Speaking of shaking sticks, after we moved into our temporary house on the side of the gravel road with the banana plantation in the back and the sugar can rising high across the street, me and the other local boys would spend our days chasing snakes and then dragging them behind our bikes (not sure if they were dead or alive at the time, but they were pretty big). My mother was not so amused when she saw that trick after a long day at the Institute offices where she was learning how to better the lives of the indigenous population. Between the snakes and the Un ripened bananas waiting to be lassoed and eaten in the back yard, I’m not sure how I avoided getting bitten by all manner of bug, spider and critter every day. The truth is that I probably was bitten a lot and my system managed somehow to adapt and defend itself since I don’t remember being particularly sickly during the two years we lived there.
Several years later and several moves later, when I lived in the wilds of rural Maine I do remember getting a fairly rough bout of bronchitis that would have me coughing my lungs out if I so much as ran 50 yards or exerted myself in any way.
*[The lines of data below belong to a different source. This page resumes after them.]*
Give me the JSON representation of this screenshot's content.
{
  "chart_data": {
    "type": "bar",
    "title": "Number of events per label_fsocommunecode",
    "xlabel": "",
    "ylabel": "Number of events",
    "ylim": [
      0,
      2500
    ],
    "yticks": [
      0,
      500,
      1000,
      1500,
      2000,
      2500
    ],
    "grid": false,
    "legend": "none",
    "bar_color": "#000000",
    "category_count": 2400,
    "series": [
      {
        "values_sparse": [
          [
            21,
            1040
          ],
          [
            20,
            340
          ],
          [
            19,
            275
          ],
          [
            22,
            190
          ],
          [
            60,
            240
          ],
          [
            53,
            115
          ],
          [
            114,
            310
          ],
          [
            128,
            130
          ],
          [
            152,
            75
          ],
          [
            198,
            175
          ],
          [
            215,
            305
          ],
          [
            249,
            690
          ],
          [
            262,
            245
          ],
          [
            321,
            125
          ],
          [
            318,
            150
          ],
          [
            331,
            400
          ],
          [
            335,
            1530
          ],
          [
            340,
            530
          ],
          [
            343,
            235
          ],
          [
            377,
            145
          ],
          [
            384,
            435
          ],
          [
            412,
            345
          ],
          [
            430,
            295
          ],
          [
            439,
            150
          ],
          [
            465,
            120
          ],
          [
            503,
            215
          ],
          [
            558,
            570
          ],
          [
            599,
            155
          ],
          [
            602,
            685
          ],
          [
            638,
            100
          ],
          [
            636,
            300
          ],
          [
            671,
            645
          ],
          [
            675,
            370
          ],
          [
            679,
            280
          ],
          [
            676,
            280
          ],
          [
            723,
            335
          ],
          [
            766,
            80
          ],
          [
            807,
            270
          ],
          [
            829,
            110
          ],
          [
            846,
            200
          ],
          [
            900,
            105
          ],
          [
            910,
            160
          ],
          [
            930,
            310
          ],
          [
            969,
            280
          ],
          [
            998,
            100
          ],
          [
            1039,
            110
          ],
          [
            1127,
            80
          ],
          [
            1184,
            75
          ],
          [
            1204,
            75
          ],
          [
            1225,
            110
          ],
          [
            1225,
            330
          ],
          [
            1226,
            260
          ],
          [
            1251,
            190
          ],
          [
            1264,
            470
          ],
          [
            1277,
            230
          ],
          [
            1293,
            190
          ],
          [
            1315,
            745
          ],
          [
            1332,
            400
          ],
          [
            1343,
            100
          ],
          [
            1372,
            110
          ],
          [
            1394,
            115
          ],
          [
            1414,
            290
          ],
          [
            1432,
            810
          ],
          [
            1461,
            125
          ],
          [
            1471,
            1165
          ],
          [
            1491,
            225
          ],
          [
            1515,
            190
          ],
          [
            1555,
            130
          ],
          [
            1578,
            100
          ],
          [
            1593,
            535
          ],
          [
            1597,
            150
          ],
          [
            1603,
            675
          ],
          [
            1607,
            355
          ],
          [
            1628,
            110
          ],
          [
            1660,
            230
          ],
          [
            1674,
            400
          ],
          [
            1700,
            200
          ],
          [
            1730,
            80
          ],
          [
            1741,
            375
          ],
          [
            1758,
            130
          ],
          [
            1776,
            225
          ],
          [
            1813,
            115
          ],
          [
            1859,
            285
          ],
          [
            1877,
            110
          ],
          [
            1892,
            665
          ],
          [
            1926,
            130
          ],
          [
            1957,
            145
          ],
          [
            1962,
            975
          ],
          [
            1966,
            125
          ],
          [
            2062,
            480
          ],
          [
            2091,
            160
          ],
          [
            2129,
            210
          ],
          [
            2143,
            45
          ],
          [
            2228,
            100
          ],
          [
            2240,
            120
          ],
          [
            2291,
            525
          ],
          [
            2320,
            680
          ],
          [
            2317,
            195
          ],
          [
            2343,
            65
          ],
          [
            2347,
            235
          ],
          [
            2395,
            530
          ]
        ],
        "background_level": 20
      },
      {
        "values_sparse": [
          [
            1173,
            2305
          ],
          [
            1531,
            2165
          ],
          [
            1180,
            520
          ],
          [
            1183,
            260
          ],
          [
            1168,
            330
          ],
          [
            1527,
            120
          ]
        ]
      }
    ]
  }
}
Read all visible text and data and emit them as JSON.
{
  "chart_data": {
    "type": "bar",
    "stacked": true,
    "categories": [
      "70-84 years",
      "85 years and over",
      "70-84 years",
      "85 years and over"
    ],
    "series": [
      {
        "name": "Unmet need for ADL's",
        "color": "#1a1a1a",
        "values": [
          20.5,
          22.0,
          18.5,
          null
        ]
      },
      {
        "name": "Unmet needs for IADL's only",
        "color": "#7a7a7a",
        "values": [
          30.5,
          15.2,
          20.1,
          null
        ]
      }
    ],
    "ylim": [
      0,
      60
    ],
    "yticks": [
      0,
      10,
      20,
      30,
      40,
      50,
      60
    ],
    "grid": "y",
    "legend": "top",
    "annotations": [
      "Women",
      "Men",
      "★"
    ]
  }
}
Even more years later, when I entered college, I was required to have a chest x-ray and they discovered that what they thought was perhaps tuberculosis was actually just bad scaring on my lungs from living in some tropical or farmland place in my youth. I told the doctors my life history and they just nodded and said, “that would do it,” acknowledging with a jaundiced look that I was lucky to have survived such a hard-travelled and body-threatening youth.
So, here I am, sitting in a hotel room in Orlando, Florida as I near my 68th birthday. I just spent a day at Disneyworld with thousands of other masked disease carriers and a wife who just recovered from a bout with Omicron variant of COVID-19. I feel fine. I’m up at 7am getting packed to drive down to the Palm Beach area to stay consecutively with three friends who live in that area and are at least pretending to want to host and see me for a visit. I will expose myself ove r the next three days to at least nine old friends who are all older than me and presumably more vulnerable than me. We are all very COVID-conscious, even the two friends among them that are anti-Vaxers (can you believe that ridiculousness in this day and age among thinking adults?). I will brave the risks of infection in the state that continues to be a leader in the COVID-infecting field thanks to its “enlightened” governor, Ron De Santis (a.k.a. Pretender to the Trump base throne as soon as Trump stumbles one way or another).
I, like everyone these days, read every day about how Omicron is doing this and that and is safer, faster, but more infectious and that the biggest risk may be the health care worker and school teacher absentee rate that it causes. Kim’s case was like a mild cold and no problem to get over. I saw a guy with a t-shirt that said “Variant” on the back so my guess is that there are lots of people around here who think this is all a joke. And maybe it is and maybe it isn’t. I don’t know, but I do know that I am in traveling man mode and I am hitting the road for Palm Beach now, so all I will do is chant softly to myself….Ohmmmmmmicron.